Но вот одна дала свободу.
...В Берлине, днём,
              штрафному взводу
Был дан затейливый приказ -
Доставить рапорт через площадь.
В распоряженье - только лошадь,
На исполненье - только час.

Вся площадь - ста шагов не шире,
Но каждый миллиметр, как в тире,
Был под прицелом вражьих дул.
Тут кто-то делал уже пробы -
Десятки тел лежат сугробом,
Их будто ветерок надул.

О них позднее байки гнули,
Мол, героизм их вёл под пули.
Но принцип был, если не врать:
Не хочешт в грудь -
              получишь в спину.
Уж тут любую половину
Штрафник был волен выбирать.

И новый взвод такая ж участь
Ждала.
      Если нависла туча -
Грозу попробуй, обойди!..
Уже сержант назвал солдата,
Кто станет первою утратой,
Но слышит сзади:
                "Погоди".

Калмык приземистый и грубый,
Улыбкой доброй, белозубой,
Всех неожиданно пленя,
Сказал:
      "Мне умирать не рано.
Но вот идти под нож бараном
Я не хочу. Веди коня.

Пусть моя карта будет бита -
Последний бой приму джигитом.
Суть рапорта напомни мне,
Вдруг, довезу...
           Эх, мне б разминку
С конём!..
          Ему, поди, в новинку
Нести джигита на спине.

Где шашка?
   Стоп... Слабы подпруги...
Ну, я готов.

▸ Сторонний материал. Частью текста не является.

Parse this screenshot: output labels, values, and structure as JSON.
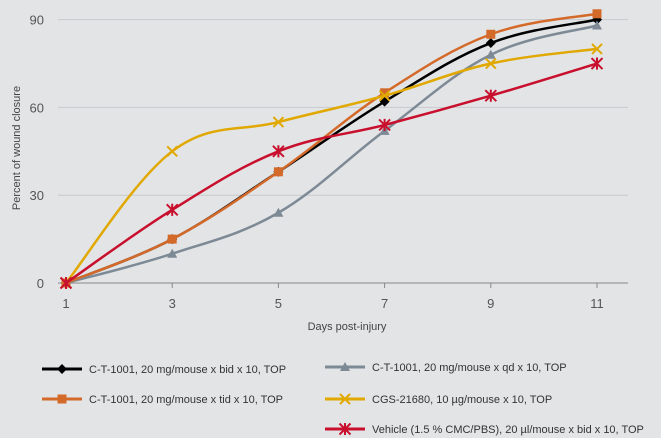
{
  "chart_data": {
    "type": "line",
    "x": [
      1,
      3,
      5,
      7,
      9,
      11
    ],
    "xlabel": "Days post-injury",
    "ylabel": "Percent of wound closure",
    "ylim": [
      0,
      95
    ],
    "yticks": [
      0,
      30,
      60,
      90
    ],
    "xticks": [
      1,
      3,
      5,
      7,
      9,
      11
    ],
    "grid": true,
    "legend_position": "bottom",
    "series": [
      {
        "name": "C-T-1001, 20 mg/mouse x bid x 10, TOP",
        "values": [
          0,
          15,
          38,
          62,
          82,
          90
        ],
        "color": "#000000",
        "marker": "diamond"
      },
      {
        "name": "C-T-1001, 20 mg/mouse x qd x 10, TOP",
        "values": [
          0,
          10,
          24,
          52,
          78,
          88
        ],
        "color": "#7d8a96",
        "marker": "triangle"
      },
      {
        "name": "C-T-1001, 20 mg/mouse x tid x 10, TOP",
        "values": [
          0,
          15,
          38,
          65,
          85,
          92
        ],
        "color": "#d46a2a",
        "marker": "square"
      },
      {
        "name": "CGS-21680, 10 µg/mouse x 10, TOP",
        "values": [
          0,
          45,
          55,
          64,
          75,
          80
        ],
        "color": "#e0a800",
        "marker": "x"
      },
      {
        "name": "Vehicle (1.5 % CMC/PBS), 20 µl/mouse x bid x 10, TOP",
        "values": [
          0,
          25,
          45,
          54,
          64,
          75
        ],
        "color": "#c8102e",
        "marker": "asterisk"
      }
    ]
  }
}
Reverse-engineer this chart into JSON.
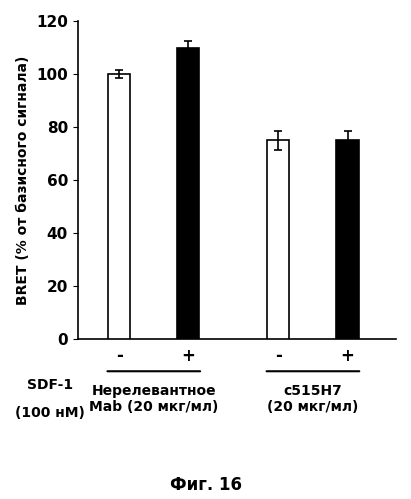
{
  "groups": [
    {
      "label": "Нерелевантное\nMab (20 мкг/мл)",
      "bars": [
        {
          "sdf": "-",
          "value": 100,
          "error": 1.5,
          "color": "white",
          "edgecolor": "black"
        },
        {
          "sdf": "+",
          "value": 110,
          "error": 2.5,
          "color": "black",
          "edgecolor": "black"
        }
      ]
    },
    {
      "label": "c515H7\n(20 мкг/мл)",
      "bars": [
        {
          "sdf": "-",
          "value": 75,
          "error": 3.5,
          "color": "white",
          "edgecolor": "black"
        },
        {
          "sdf": "+",
          "value": 75,
          "error": 3.5,
          "color": "black",
          "edgecolor": "black"
        }
      ]
    }
  ],
  "ylabel": "BRET (% от базисного сигнала)",
  "ylim": [
    0,
    120
  ],
  "yticks": [
    0,
    20,
    40,
    60,
    80,
    100,
    120
  ],
  "sdf_label_line1": "SDF-1",
  "sdf_label_line2": "(100 нМ)",
  "figure_caption": "Фиг. 16",
  "bar_width": 0.32
}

Прощайте, други!
Храните гордость! С нами Бог!.."
И он махнул промеж укрытий,
Как вихрь степной.
               Подобной прыти
Ждать от него никто не мог.

Хотел бы рассказать о плаце,
Но это невозможно вкратце.
Подробно же - ещё трудней.
Та площадь, гибельная дырка,
Стала на миг ареной цирка.
А миг ничтожен по длине.

О том я слышал лишь рассказы.
Боец чернявый, косоглазый,
С осанкою богатыря,
Скакал по плацу стоя, лёжа,
Смеявь и рожицы корёжа,
И шашкой радугу творя.

Ни сказ, ни эпос и ни сага
Не скажут нам, каким зигзагом
Скакал он, смыслу вопреки,
Вихляясь в сторону любую...
А немцы, всадником любуясь,
Нажать забыли на курки.

Спектакль закончился.
                В финале
Фашисты громко закричали
Нестройным хором:
     "Шайзен!.. Хальт****!.."
И звёзды снайперской сноровки,
Совсем забыв о маскировке,
Изрыли пулями асфальт.
_____________
* В 1943-44 годах, по указу Стална, шесть малых народов: чеченцы, балкарцы ингуши, татары, кабарднцы, калмыки были лишены гражданских прав и высланы со воих земель. Бойцы этих нацмональностей продолжали службу на фронтах, не ведая о случившемся.
**Батыр - богатырь (тюркск.)
*** По военным законам, солдат штрафного батальона после первого ранения переводился в обычный строй, как искупивший вину кровью. Но этот порядок часто нарушклся командованием.